Winter in Yekaterinburg is the longest time of the year. And everyone spends long winter evenings in his own way. Alex loves magical worlds and tales of dragons saving princes from terrible princesses, so he often goes to the cinema to watch animated movies.

There is a problem that such movies are popular among kids. So if you take seat too early, each passing child can pour a coke on you. And if you enter the cinema hall too late, each child, by which you are squeezing to your seat, will try to kick you. Therefore, in recent times Alex, entering the hall, studies which seats have already taken, and depending on that decides whether to wait in the aisle or go to his seat.

Alex knows that:

• if at the moment when he enters the hall, some seat is vacant, it will remain vacant up to the start of the movie with probability p%;
• spectators enter the hall one at a time and in a random order;
• each spectator, including Alex, goes to his seat from the left edge of the row;
• latecomers are not allowed to the hall. So if at the beginning of the movie Alex is still standing in the aisle he goes to his seat as realizes that no one else will have to pass.
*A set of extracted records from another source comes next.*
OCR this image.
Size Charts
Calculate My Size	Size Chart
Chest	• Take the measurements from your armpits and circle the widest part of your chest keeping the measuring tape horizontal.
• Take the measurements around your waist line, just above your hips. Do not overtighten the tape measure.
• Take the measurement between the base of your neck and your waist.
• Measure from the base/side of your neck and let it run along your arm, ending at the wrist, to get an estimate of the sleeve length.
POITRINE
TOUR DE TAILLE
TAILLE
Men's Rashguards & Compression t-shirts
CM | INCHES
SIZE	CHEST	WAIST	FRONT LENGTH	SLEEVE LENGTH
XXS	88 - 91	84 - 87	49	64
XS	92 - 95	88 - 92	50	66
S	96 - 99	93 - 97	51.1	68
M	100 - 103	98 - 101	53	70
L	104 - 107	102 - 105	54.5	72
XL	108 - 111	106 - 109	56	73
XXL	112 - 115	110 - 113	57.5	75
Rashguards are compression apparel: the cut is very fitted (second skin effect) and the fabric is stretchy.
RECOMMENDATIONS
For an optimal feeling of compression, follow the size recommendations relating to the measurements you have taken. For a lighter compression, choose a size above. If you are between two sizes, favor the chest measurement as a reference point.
Alex wants to get a strategy minimizing the sum of the number of spectators, through whom he will pass to his seat, and the number of spectators who will pass to their seats through him. Find the mathematical expectation of the required sum in the optimal strategy.

The first line contains integers n and p that are the number of seats in the row and the probability in percent, that a vacant seat will remain vacant up to the start of the movie (1 ≤ n ≤ 1 000; 0 ≤ p ≤ 100). The second line contains n characters describing the occupied seats in the row at the moment when Alex enters the hall. The i-th character equals 0 if the i-th left seat is vacant, 1 if it is occupied, and 2 if it is Alex’s seat. It is guaranteed that the string has exactly one character 2.

Output the required mathematical expectation with absolute or relative error not exceeding 10⁻⁶.

In the first example the optimal strategy for Alex is to wait until the fifth spectator (counting from the left) will come and to go to his seat right after that. If the fifth spectator will come before the first one, Alex will have to pass through two spectators; if the first spectator will come earlier, Alex will pass through three spectators. The probability of each of these two events is 0.5, so the required mathematical expectation is 0.5 · (2 + 3) = 2.5.

In the second example Alex should wait for the third spectator or for the beginning of the movie. With probability 0.375 the first spectator will come next (and Alex will have to pass through him), with probability 0.375 the third spectator will come next, and with probability 0.25 nobody of them will come before the beginning of the movie.